As he listed projects, Dr. Nielsen, president of Missions International of America, noted that Reddick school is now nine rooms housing kindergarten to sixth-grade classes, and "we graduated our first class of 22 sixth graders this year."

He provided other project updates:

● The nurse practitioner is in her second year of full-time clinics. "No program has made the locals happier than medical care," he said in an email.

● "Our big success this year is the Ron Meier Farm Resource Center," he noted. At the center, a 200-foot well has been drilled, and it provides 60 gallons a minute. In addition, 7,000 feet of PVC pipe was installed and the 13 water stations were set up. The farm center has 1.5 acres under drip irrigation and 13 community gardens are in place.

The center, which has its own agronomist, produces its own nonhybrid reproducible garden seeds, trees, plants, forage, lumber, and nutraceuticals, according to Dr. Nielsen.

The farm resource center recently was named in honor of Ronald A. Meier, 65, an agricultural economist and a leader in business and community in northwest Ohio before a vehicle crash 21 years ago caused traumatic brain injury.

Mr. Meier, formerly of Perrysburg and Webster Township, died in mid-July.

The jewelry to be sold Sunday during Helping Hands for Haiti is the result of one of Mrs. Nielsen's favorite projects, the Circle of Life Bead Factory in Savanette.

Haitians transform recycled magazine pages and scrapbook paper into beads that they use in bracelets, necklaces, bookmarks, and coaster trivets.

The 46 workers each make $400 a year. At the beginning of the project, it had only female workers, but now there are four men.

"The men want in. They see their wives making more money than they are. Women's stature really has risen," said Mrs.
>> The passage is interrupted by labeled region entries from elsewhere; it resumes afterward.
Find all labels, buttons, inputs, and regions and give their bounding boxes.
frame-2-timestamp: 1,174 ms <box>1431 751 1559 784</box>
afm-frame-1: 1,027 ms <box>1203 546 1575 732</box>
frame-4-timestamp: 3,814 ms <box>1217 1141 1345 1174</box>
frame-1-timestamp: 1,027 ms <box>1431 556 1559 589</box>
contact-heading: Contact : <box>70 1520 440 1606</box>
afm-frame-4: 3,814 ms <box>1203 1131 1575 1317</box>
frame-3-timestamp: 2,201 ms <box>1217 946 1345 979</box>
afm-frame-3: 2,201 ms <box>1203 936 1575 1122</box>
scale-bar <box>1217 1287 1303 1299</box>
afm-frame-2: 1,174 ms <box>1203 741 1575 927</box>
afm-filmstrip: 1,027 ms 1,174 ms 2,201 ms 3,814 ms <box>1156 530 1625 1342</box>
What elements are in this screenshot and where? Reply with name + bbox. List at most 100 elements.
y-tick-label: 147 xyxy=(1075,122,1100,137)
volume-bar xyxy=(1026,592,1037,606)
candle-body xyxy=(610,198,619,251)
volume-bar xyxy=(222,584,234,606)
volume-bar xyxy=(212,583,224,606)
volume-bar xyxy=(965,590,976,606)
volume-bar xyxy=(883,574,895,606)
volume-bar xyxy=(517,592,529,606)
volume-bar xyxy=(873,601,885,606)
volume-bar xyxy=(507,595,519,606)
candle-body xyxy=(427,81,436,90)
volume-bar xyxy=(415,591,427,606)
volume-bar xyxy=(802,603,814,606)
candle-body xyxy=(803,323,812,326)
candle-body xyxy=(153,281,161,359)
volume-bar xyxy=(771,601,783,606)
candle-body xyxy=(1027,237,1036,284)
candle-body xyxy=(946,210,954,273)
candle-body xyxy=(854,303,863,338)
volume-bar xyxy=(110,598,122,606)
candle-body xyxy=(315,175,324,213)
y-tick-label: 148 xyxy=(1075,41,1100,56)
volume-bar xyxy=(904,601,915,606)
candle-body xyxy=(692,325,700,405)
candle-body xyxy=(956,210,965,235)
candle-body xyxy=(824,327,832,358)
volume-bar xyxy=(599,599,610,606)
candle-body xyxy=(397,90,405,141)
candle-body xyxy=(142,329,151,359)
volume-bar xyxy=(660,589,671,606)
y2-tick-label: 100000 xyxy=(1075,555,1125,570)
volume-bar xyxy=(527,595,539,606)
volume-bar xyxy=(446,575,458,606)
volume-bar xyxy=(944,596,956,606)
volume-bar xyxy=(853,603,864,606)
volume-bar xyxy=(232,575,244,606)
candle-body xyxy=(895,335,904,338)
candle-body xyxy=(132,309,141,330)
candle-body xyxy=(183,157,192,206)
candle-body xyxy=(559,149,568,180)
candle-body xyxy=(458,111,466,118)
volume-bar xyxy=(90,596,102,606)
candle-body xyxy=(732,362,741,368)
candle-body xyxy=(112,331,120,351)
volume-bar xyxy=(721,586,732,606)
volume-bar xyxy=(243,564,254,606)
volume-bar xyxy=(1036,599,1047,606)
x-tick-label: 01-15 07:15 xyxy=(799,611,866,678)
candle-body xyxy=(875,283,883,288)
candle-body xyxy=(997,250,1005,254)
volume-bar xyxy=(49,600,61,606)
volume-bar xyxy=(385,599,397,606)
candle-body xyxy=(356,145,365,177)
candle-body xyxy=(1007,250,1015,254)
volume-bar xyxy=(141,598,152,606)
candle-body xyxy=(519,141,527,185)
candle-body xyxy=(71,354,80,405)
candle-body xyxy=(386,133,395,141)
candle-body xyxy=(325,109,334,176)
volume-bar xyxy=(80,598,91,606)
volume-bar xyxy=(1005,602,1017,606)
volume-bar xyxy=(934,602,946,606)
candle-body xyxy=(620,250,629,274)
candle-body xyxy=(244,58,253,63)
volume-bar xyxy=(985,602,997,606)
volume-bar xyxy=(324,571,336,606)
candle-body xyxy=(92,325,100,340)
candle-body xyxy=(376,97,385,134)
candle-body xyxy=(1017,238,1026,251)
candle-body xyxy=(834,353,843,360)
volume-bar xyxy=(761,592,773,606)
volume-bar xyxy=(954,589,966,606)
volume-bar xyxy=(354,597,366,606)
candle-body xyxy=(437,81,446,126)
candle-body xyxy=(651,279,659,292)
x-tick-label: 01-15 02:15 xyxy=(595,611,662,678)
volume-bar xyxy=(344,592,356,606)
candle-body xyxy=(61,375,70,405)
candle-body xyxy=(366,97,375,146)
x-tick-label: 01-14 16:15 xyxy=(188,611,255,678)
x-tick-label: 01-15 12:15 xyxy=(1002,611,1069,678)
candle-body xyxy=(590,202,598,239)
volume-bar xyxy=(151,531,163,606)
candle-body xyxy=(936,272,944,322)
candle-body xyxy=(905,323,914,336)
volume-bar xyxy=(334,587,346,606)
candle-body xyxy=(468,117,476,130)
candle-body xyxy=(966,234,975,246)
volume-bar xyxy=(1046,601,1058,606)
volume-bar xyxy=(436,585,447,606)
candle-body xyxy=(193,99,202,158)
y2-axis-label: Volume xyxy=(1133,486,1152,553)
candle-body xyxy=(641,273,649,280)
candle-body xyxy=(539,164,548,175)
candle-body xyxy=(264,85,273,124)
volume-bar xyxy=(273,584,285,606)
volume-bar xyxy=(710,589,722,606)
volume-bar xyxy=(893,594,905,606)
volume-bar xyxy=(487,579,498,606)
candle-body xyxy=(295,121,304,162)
Nielsen, who said it is incredibly exciting to see women taking ownership of the project. Before, these women had no prospects for jobs, she said.

One of the goals is to generate revenue through the Circle of Life Bead Factory to help support the school and other community activities in Savanette, said Mrs. Nielsen, who explained that the mission work focuses on microeconomy to provide Haitians with opportunities for work and for education so that the residents there are responsible for their future successes. "We believe in them doing things for themselves," she said. "We take down the expertise. We don't do the work for them. These need to be their projects."